Giovedì, 21 Ottobre 2021
Cronaca

Catturato in una banlieue parigina l'uomo che riforniva di coca la zona sud

Catturato venerdì mattina a Parigi l'uomo che aveva impiantato un traffico di cocaina tra la Francia, il Nord Leccese e la zona sud del Brindisino, rete colpita dall'operazione dell'11 novembre scorso dei carabinieri del Nucleo investigativo di Lecce con l'operazione Vortice Déjà-vu

Catturato venerdì mattina a Parigi l’uomo che aveva impiantato un traffico di cocaina tra la Francia, il Nord Leccese e la zona sud del Brindisino, rete colpita dall’operazione dell’11 novembre scorso dei carabinieri del Nucleo investigativo di Lecce con l’operazione Vortice Déjà-vu, che aveva condotto all’arresto anche di persone di S. Pietro Vernotico, Mesagne e Brindisi (varie altre erano state invece indagate a piede libero).

Nella tarda mattinata di ieri, gli uomini della Brigade Nationale de Recherche des Fugitives reparto della Direzione Centrale della Polizia Giudiziaria del Ministero degli Interni francese sono infatti riusciti a rintracciare, dopo due mesi di ricerche e di continui scambi informativi con i colleghi del Nucleo Investigativo di Lecce, Cyril Cedric Savary, che si era reso irreperibile.

Cyril Savary dopo la cattura-2Savary era stato arrestato una prima volta in Italia il 10 maggio del 2009 con altri tre connazionali in flagranza di reato per detenzione di sostanze stupefacenti.

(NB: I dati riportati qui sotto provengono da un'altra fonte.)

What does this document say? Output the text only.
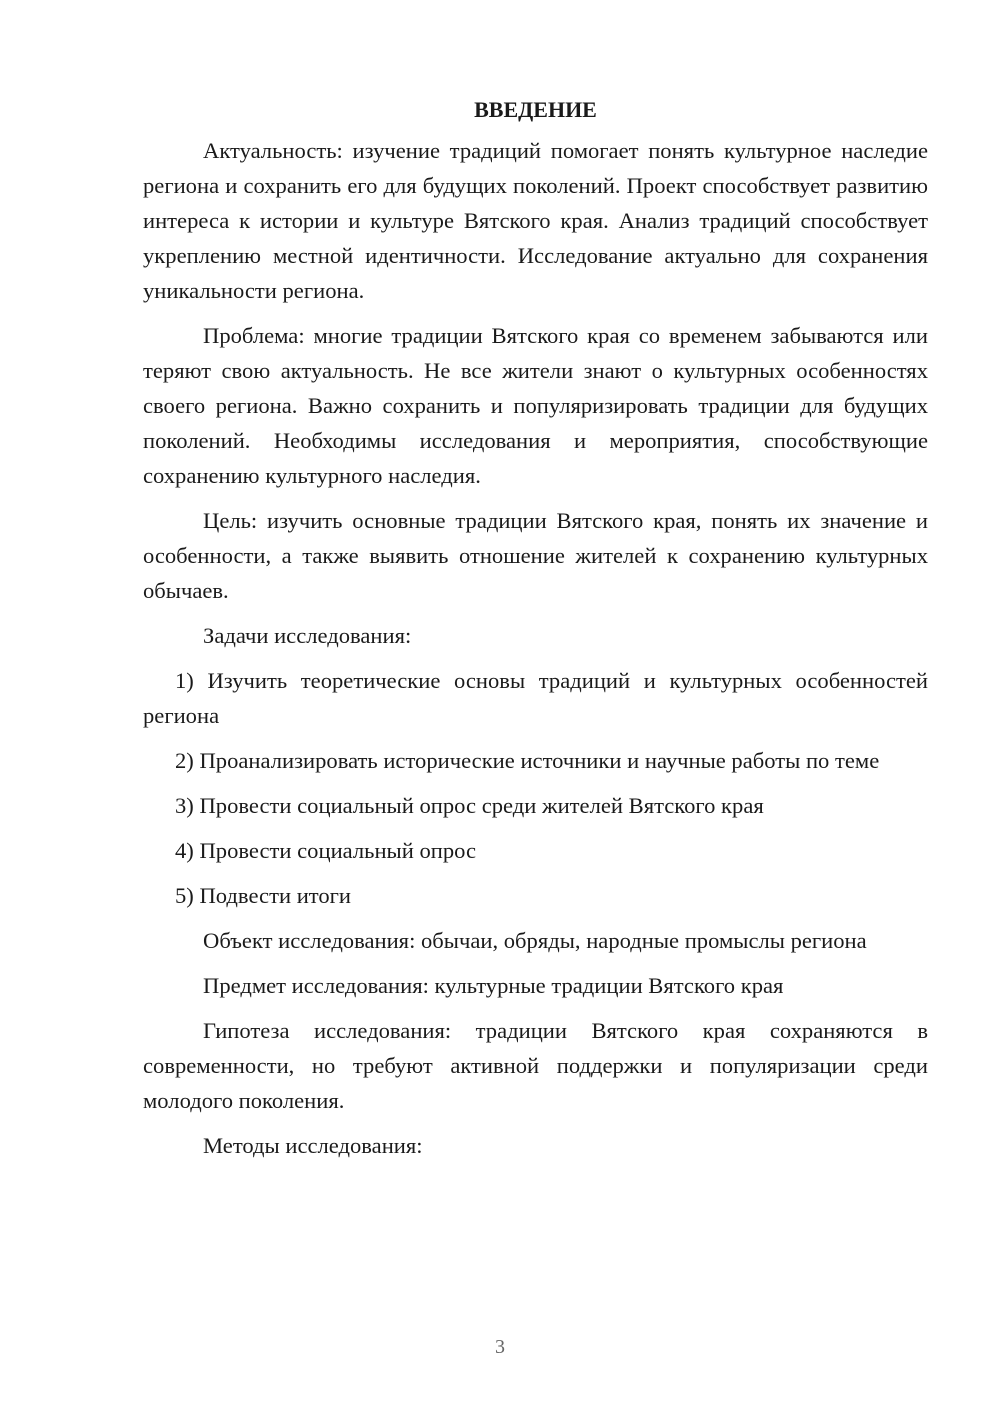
ВВЕДЕНИЕ

Актуальность: изучение традиций помогает понять культурное наследие региона и сохранить его для будущих поколений. Проект способствует развитию интереса к истории и культуре Вятского края. Анализ традиций способствует укреплению местной идентичности. Исследование актуально для сохранения уникальности региона.

Проблема: многие традиции Вятского края со временем забываются или теряют свою актуальность. Не все жители знают о культурных особенностях своего региона. Важно сохранить и популяризировать традиции для будущих поколений. Необходимы исследования и мероприятия, способствующие сохранению культурного наследия.

Цель: изучить основные традиции Вятского края, понять их значение и особенности, а также выявить отношение жителей к сохранению культурных обычаев.

Задачи исследования:

1) Изучить теоретические основы традиций и культурных особенностей региона

2) Проанализировать исторические источники и научные работы по теме

3) Провести социальный опрос среди жителей Вятского края

4) Провести социальный опрос

5) Подвести итоги

Объект исследования: обычаи, обряды, народные промыслы региона

Предмет исследования: культурные традиции Вятского края

Гипотеза исследования: традиции Вятского края сохраняются в современности, но требуют активной поддержки и популяризации среди молодого поколения.

Методы исследования:

3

Nel corso della perquisizione domiciliare furono trovati in possesso di 450 grammi cocaina, 700 grammi di hashish e altro. Nel corso della sua permanenza in carcere Savary ebbe modo di stringere alleanze e conoscenze che ne avrebbero fatto un personaggio chiave dell’indagine Vortice Déjà-vu. Infatti, attraverso i canali di cui disponeva, era diventata il principale vettore del traffico di cocaina dalla Francia verso il Salento (Nella foto, Cyril Savary dopo la cattura).

A lui sono da ricondurre i due ingenti sequestri di cocaina (chili in entrambe le occasioni) operati a Villanova d’Asti il 25 settembre 2012 e a Modugno sulla A 14 il 19 novembre 2012. A Drancy in Francia dove si era stabilito nel 2012, Savary gestiva una vera e propria multinazionale del traffico di stupefacenti. Inoltre, l’8 settembre 2012, Savary insieme al boss Sergio Notaro, aveva spedito due killer salentini a uccidere due concorrenti sulla stessa piazza di spaccio.

La Courneuve-2L’arresto operato ieri dai cacciatori di latitanti francesi è la conclusione di un’attività di stretta collaborazione avviata già nel corso delle indagini attraverso riunioni di coordinamento interforze e internazionali con alcune polizie europee, di quei paesi nei quali Savary era solito operare dopo la sua irreperibilità in Italia. Il latitante è stato localizzato a La Corneuve – Saint Denis una delle tante banlieue di Parigi, in un appartamento in uso a una ragazza di origini nordafricane sua attuale compagna, attraverso l’intercettazione di un telefono a lui in uso intestato a una persona inesistente.

Notaro, invece, che era riuscito nella notte dell’11 novembre scorso a sottrarsi al blitz dei carabinieri fuggendo sui tetti, era stato localizzato dai militari del Nucleo investigativo di Lecce, comandati dal capitano Biagio Marro, in una villa in via Madonna dell’Alto alla periferia di Cellino San Marco, colto di sorpresa e catturato nel primo pomeriggio del 30 novembre nel corso di un’irruzione-lampo ben congegnata ed eseguita.